Майкл Краузе сидел на своем диване, оживленно разговаривая с очень хорошенькой девушкой. Она была очень молода, лет двадцати, не больше, худощава, но грациозна, с выступающими из-под выреза светлого платья ключицами и гордо поставленной на плечах белокурой головой, украшенной бархатным обручем.
Она посмотрела на Фишбейна, и свежий, с полными губами рот ее удивленно приоткрылся, как будто вместо простого служащего в музыкальном магазине она увидела перед собой какого-нибудь знаменитого голливудского киноартиста. Фишбейн сразу вспомнил, как он пропотел, и очень смутился. Заметив это, белокурая девушка сама вдруг смутилась сильнее Фишбейна, и руки в коротких перчатках так сжали пятнистую сумочку, что кожа на сумочке скрипнула.
– Мисс Тейдж, – ласковым голосом сказал Краузе, – если вы хотите попробовать, как звучит это фортепиано… Оно на втором этаже…
– Конечно!

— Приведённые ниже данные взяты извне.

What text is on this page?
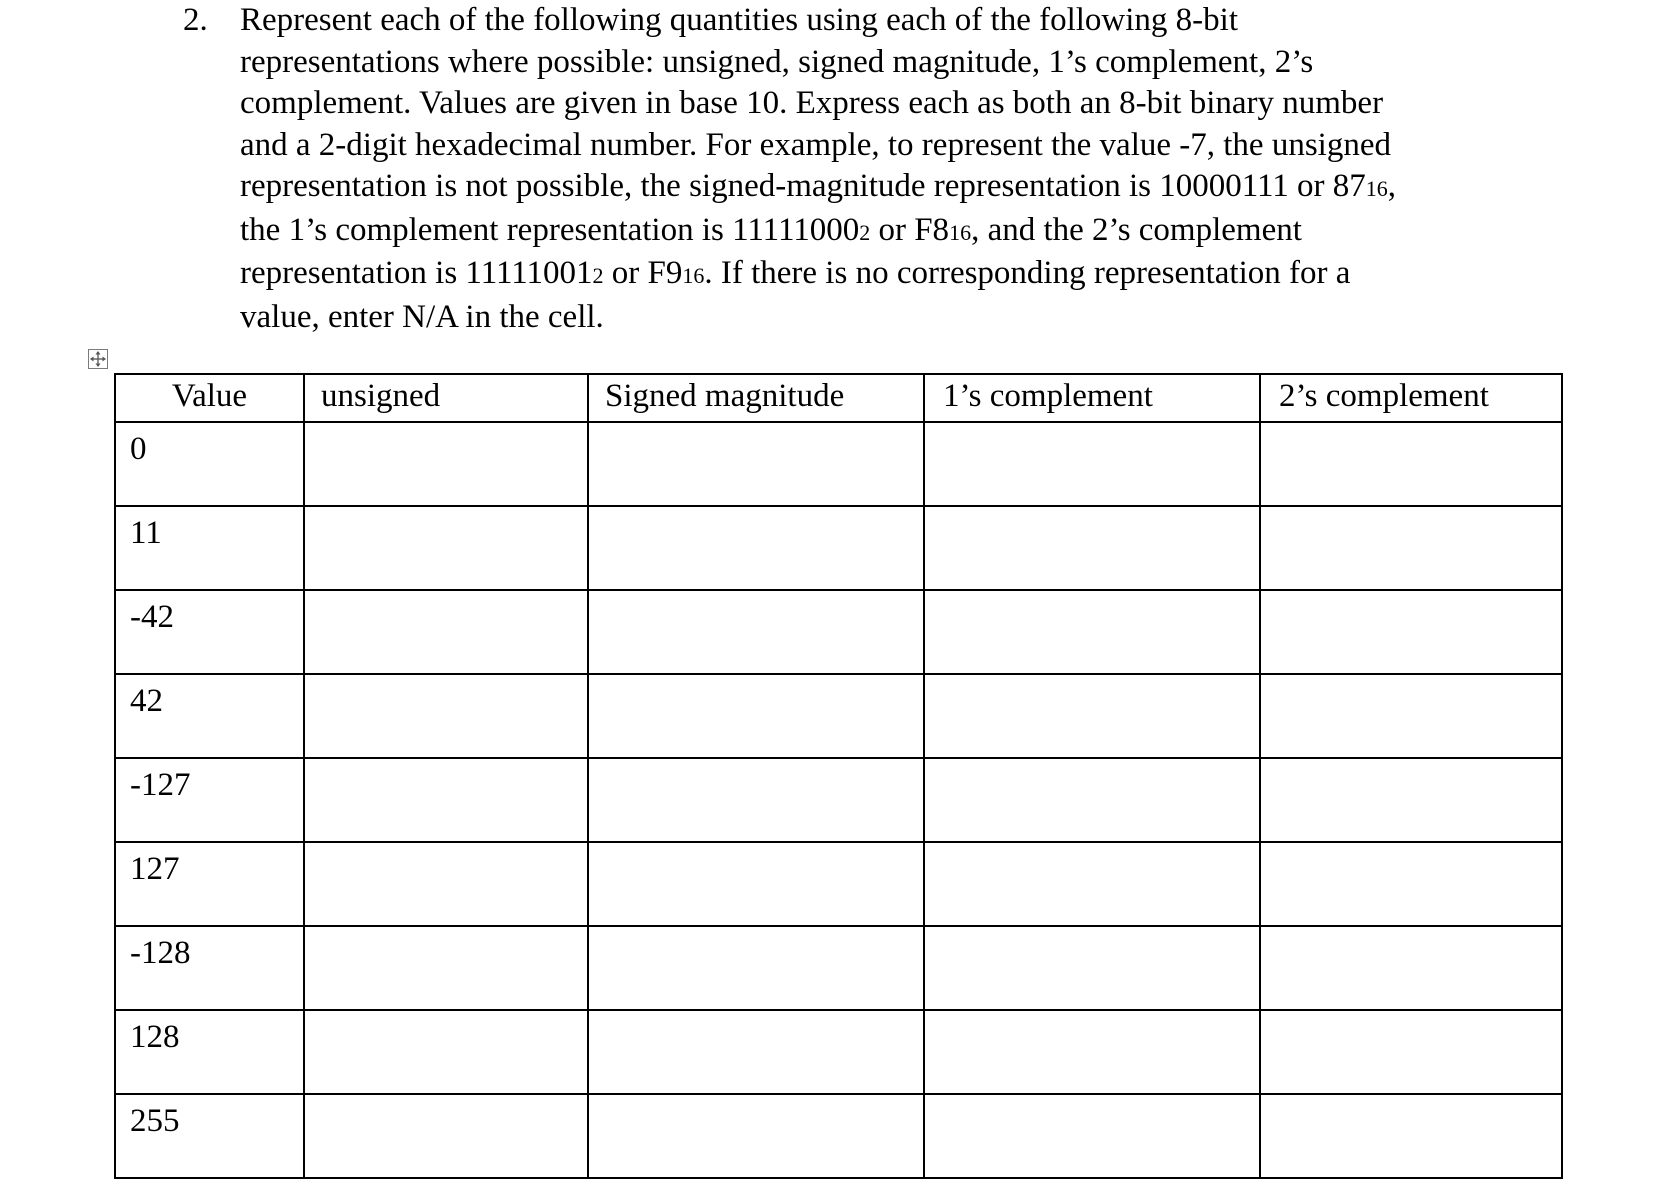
2. Represent each of the following quantities using each of the following 8-bit
representations where possible: unsigned, signed magnitude, 1’s complement, 2’s
complement. Values are given in base 10. Express each as both an 8-bit binary number
and a 2-digit hexadecimal number. For example, to represent the value -7, the unsigned
representation is not possible, the signed-magnitude representation is 10000111 or 8716,
the 1’s complement representation is 111110002 or F816, and the 2’s complement
representation is 111110012 or F916. If there is no corresponding representation for a
value, enter N/A in the cell.
Value	unsigned	Signed magnitude	1’s complement	2’s complement

0				

11				

-42				

42				

-127				

127				

-128				

128				

255				
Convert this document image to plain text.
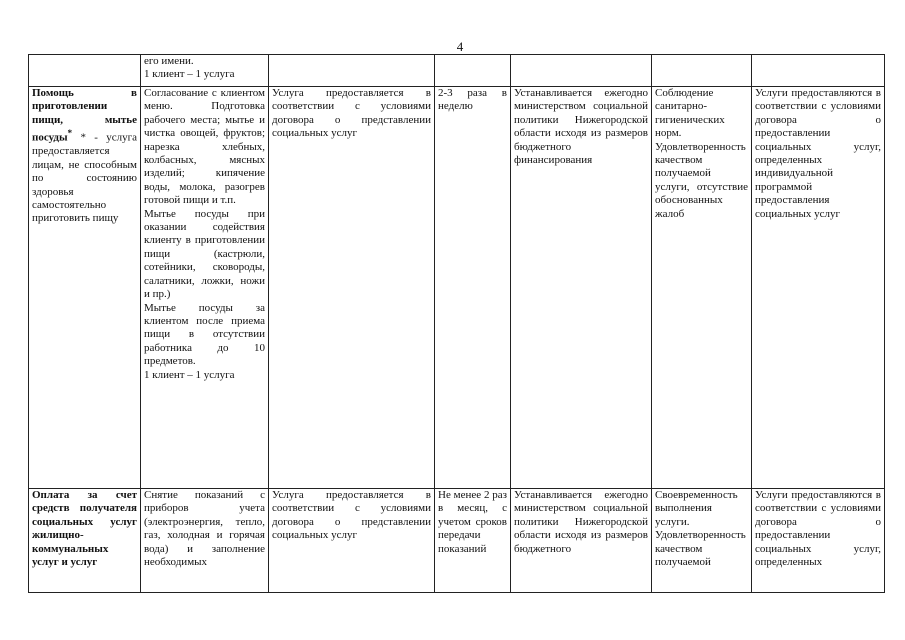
4
	его имени.
1 клиент – 1 услуга					
Помощь в приготовлении пищи, мытье посуды* * - услуга предоставляется лицам, не способным по состоянию здоровья самостоятельно приготовить пищу	Согласование с клиентом меню. Подготовка рабочего места; мытье и чистка овощей, фруктов; нарезка хлебных, колбасных, мясных изделий; кипячение воды, молока, разогрев готовой пищи и т.п.
Мытье посуды при оказании содействия клиенту в приготовлении пищи (кастрюли, сотейники, сковороды, салатники, ложки, ножи и пр.)
Мытье посуды за клиентом после приема пищи в отсутствии работника до 10 предметов.
1 клиент – 1 услуга	Услуга предоставляется в соответствии с условиями договора о представлении социальных услуг	2-3 раза в неделю	Устанавливается ежегодно министерством социальной политики Нижегородской области исходя из размеров бюджетного финансирования	Соблюдение санитарно-гигиенических норм. Удовлетворенность качеством получаемой услуги, отсутствие обоснованных жалоб	Услуги предоставляются в соответствии с условиями договора о предоставлении социальных услуг, определенных индивидуальной программой предоставления социальных услуг

Оплата за счет средств получателя социальных услуг жилищно-коммунальных услуг и услуг	Снятие показаний с приборов учета (электроэнергия, тепло, газ, холодная и горячая вода) и заполнение необходимых	Услуга предоставляется в соответствии с условиями договора о представлении социальных услуг	Не менее 2 раз в месяц, с учетом сроков передачи показаний	Устанавливается ежегодно министерством социальной политики Нижегородской области исходя из размеров бюджетного	Своевременность выполнения услуги. Удовлетворенность качеством получаемой	Услуги предоставляются в соответствии с условиями договора о предоставлении социальных услуг, определенных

Я очень… – Блондинка вскочила.
Фишбейн заметил, что ее талию можно обхватить ладонями. Колени сверкали сквозь тонкую юбку, как чайные розы. Сопровождаемая обходительным Майклом Краузе мисс Тейдж прошла мимо Фишбейна к лифту, и запах каких-то нежнейших духов рывком зацепил его жадные ноздри.

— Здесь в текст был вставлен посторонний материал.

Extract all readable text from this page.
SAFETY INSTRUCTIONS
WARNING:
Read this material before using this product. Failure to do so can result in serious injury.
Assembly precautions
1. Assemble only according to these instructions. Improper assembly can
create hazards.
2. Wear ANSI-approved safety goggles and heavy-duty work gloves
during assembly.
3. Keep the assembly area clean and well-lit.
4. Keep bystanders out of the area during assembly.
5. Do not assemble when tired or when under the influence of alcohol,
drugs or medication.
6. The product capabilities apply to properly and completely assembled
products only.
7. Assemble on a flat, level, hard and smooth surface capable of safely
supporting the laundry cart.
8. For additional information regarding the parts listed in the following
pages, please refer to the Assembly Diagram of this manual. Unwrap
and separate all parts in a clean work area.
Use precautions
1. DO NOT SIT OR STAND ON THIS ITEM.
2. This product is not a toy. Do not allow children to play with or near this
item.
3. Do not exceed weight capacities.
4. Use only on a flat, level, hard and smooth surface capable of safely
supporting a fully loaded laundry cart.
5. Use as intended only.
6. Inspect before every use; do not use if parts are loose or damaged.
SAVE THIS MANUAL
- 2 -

Через двадцать минут они вернулись.
– Я буду ждать вашего звонка, – проворковал Краузе. – Мне кажется, что это именно то, что вам нужно…
– О да! – прошептала она. – Надеюсь, что мама позволит… Я вам позвоню.

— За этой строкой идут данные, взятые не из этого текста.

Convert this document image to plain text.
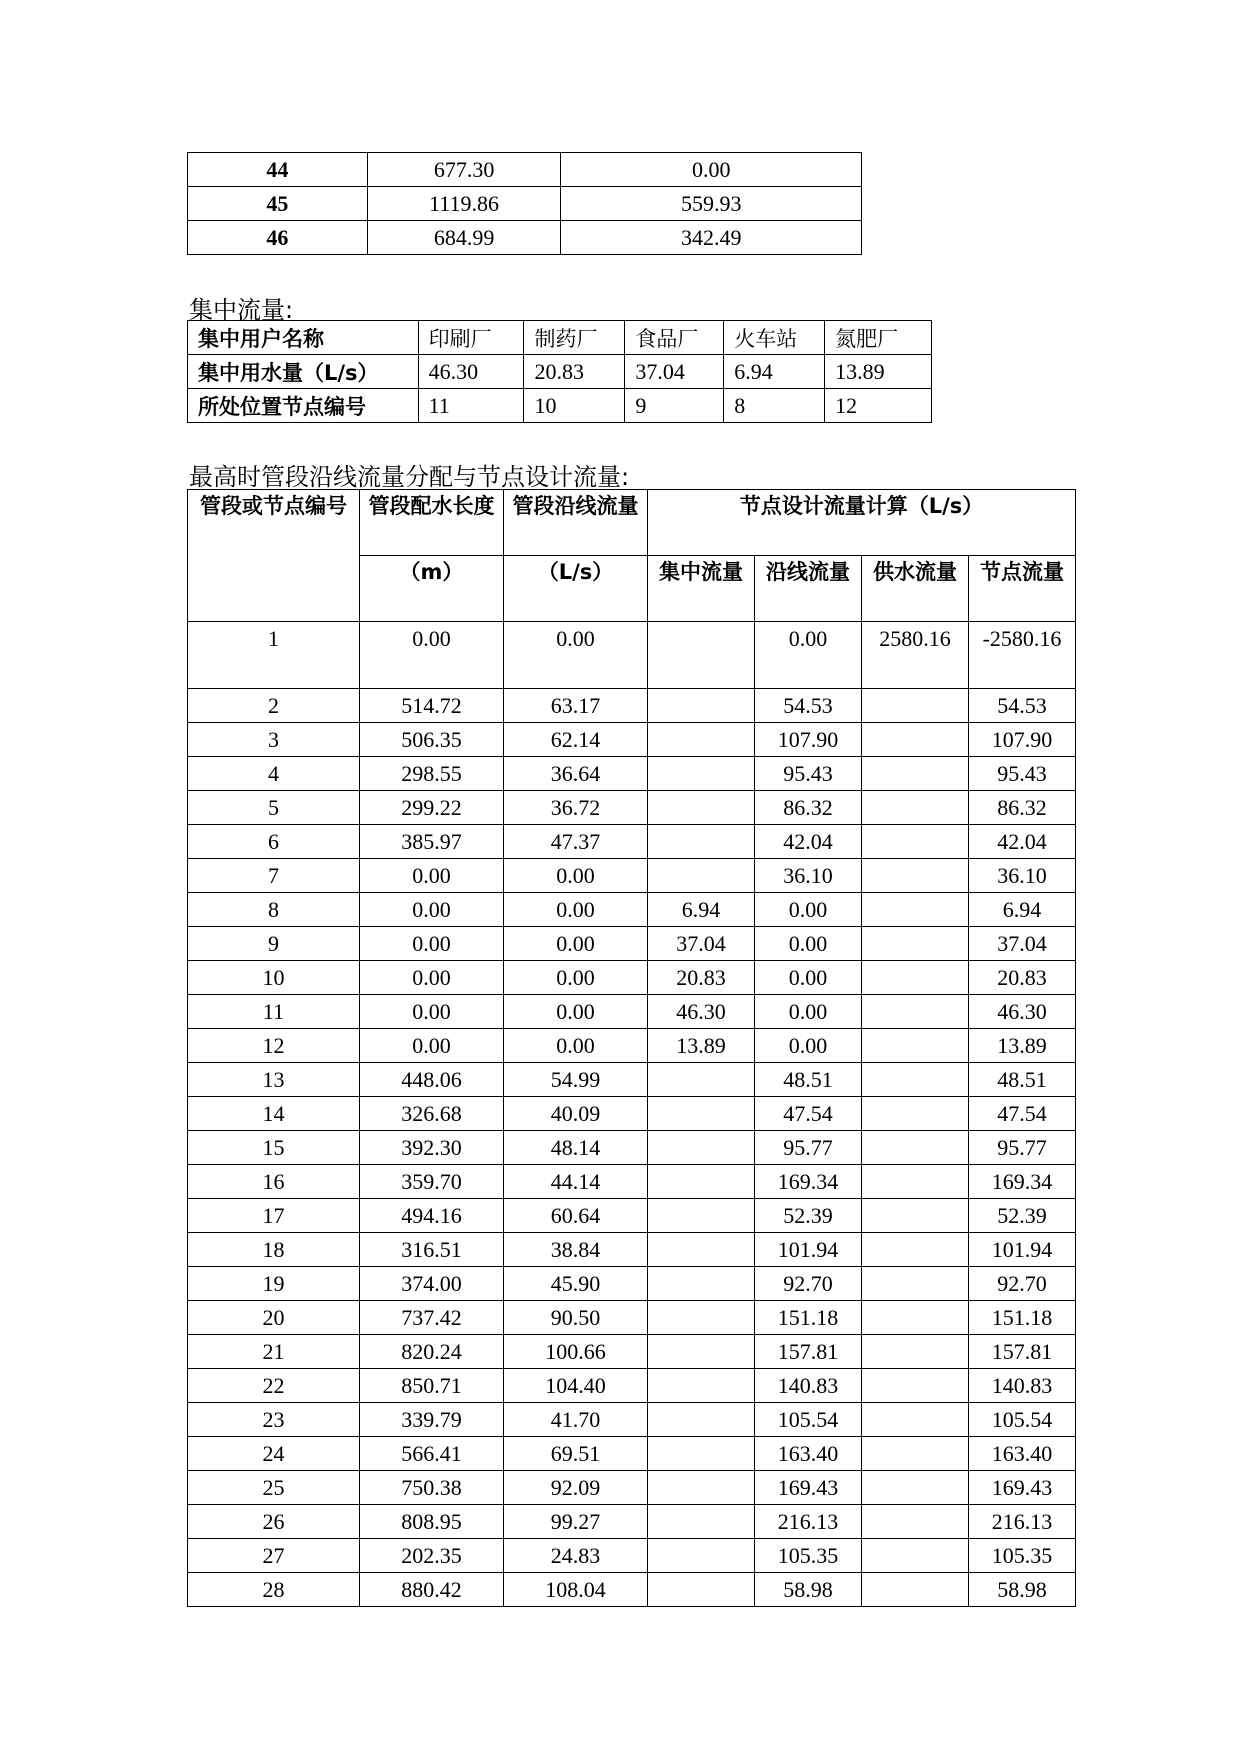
44	677.30	0.00
45	1119.86	559.93
46	684.99	342.49
集中流量:
集中用户名称	印刷厂	制药厂	食品厂	火车站	氮肥厂
集中用水量（L/s）	46.30	20.83	37.04	6.94	13.89
所处位置节点编号	11	10	9	8	12
最高时管段沿线流量分配与节点设计流量:
管段或节点编号	管段配水长度	管段沿线流量	节点设计流量计算（L/s）			
	（m）	（L/s）	集中流量	沿线流量	供水流量	节点流量
1	0.00	0.00		0.00	2580.16	-2580.16
2	514.72	63.17		54.53		54.53
3	506.35	62.14		107.90		107.90
4	298.55	36.64		95.43		95.43
5	299.22	36.72		86.32		86.32
6	385.97	47.37		42.04		42.04
7	0.00	0.00		36.10		36.10
8	0.00	0.00	6.94	0.00		6.94
9	0.00	0.00	37.04	0.00		37.04
10	0.00	0.00	20.83	0.00		20.83
11	0.00	0.00	46.30	0.00		46.30
12	0.00	0.00	13.89	0.00		13.89
13	448.06	54.99		48.51		48.51
14	326.68	40.09		47.54		47.54
15	392.30	48.14		95.77		95.77
16	359.70	44.14		169.34		169.34
17	494.16	60.64		52.39		52.39
18	316.51	38.84		101.94		101.94
19	374.00	45.90		92.70		92.70
20	737.42	90.50		151.18		151.18
21	820.24	100.66		157.81		157.81
22	850.71	104.40		140.83		140.83
23	339.79	41.70		105.54		105.54
24	566.41	69.51		163.40		163.40
25	750.38	92.09		169.43		169.43
26	808.95	99.27		216.13		216.13
27	202.35	24.83		105.35		105.35
28	880.42	108.04		58.98		58.98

Фишбейн открыл перед нею дверь.
– Спасибо, – сказала она. – До свиданья. Всего вам хорошего.
Он увидел, как она подошла к белому «Кадиллаку», стоящему прямо перед магазином.
– Не пяльтесь, Герберт, – постучал по его плечу Краузе. – Это не принято.
– Кто она?
– Вот и видно, что вы здесь залетный воробей. – Краузе высоко поднял рыжевытые брови. Кожа между бровями и веками была густо усеяна веснушками. – Иначе вы бы знали фамилию Тейдж. Ее отец был одним из наших нефтяных магнатов, ворочал большими делами. Когда этой девчушке исполнилось десять лет, папаша умер прямо на одной из своих любовниц. Он был большим бабником. А мать ее, напротив, женщина пуританского склада. Предки ее приплыли на корабле «Мэйфлауэр», искали землю, где люди будут соблюдать все десять заповедей. – Он вдруг замолчал и откашлялся. – Как жарко сегодня! Какой-то кошмар.
– Она живет с матерью?
– Вы угадали. Не бойтесь, не замужем. Мать ее ненавидела своего мужа. Учтите, что я просто передаю вам газетные сплетни. Кроме ревности, она еще обвиняла его в том, что он нечистоплотен в делах. А когда супруг умер, поступила весьма неожиданно. Отдала все его миллионы на добрые дела. Себе и дочери оставила очень немного. Ну, разумеется, они не умирают с голода. Есть особняк в Манхэттене, есть дом в Ньюпорте. Машина с шофером – вы видели. Эвелин два года назад окончила Джульярдскую музыкальную школу, фортепианное отделение. Концертировать она не может – слишком застенчива. Но мать приучила ее к тому, что делиться нужно не только делами, но и всем, что умеешь. Раз тебя учили музыке, значит, ты должна использовать то, чему тебя научили, для пользы ближнему. Она дает домашние уроки, по воскресеньям играет в церкви на органе. Это уже чистая благотворительность. Теперь они задумали открыть в штате Коннектикут небольшую школу для одаренных детей, за которых родители не в состоянии платить. Поэтому ей понадобился не очень дорогой, но хороший инструмент. Я удовлетворил ваше любопытство, Герберт?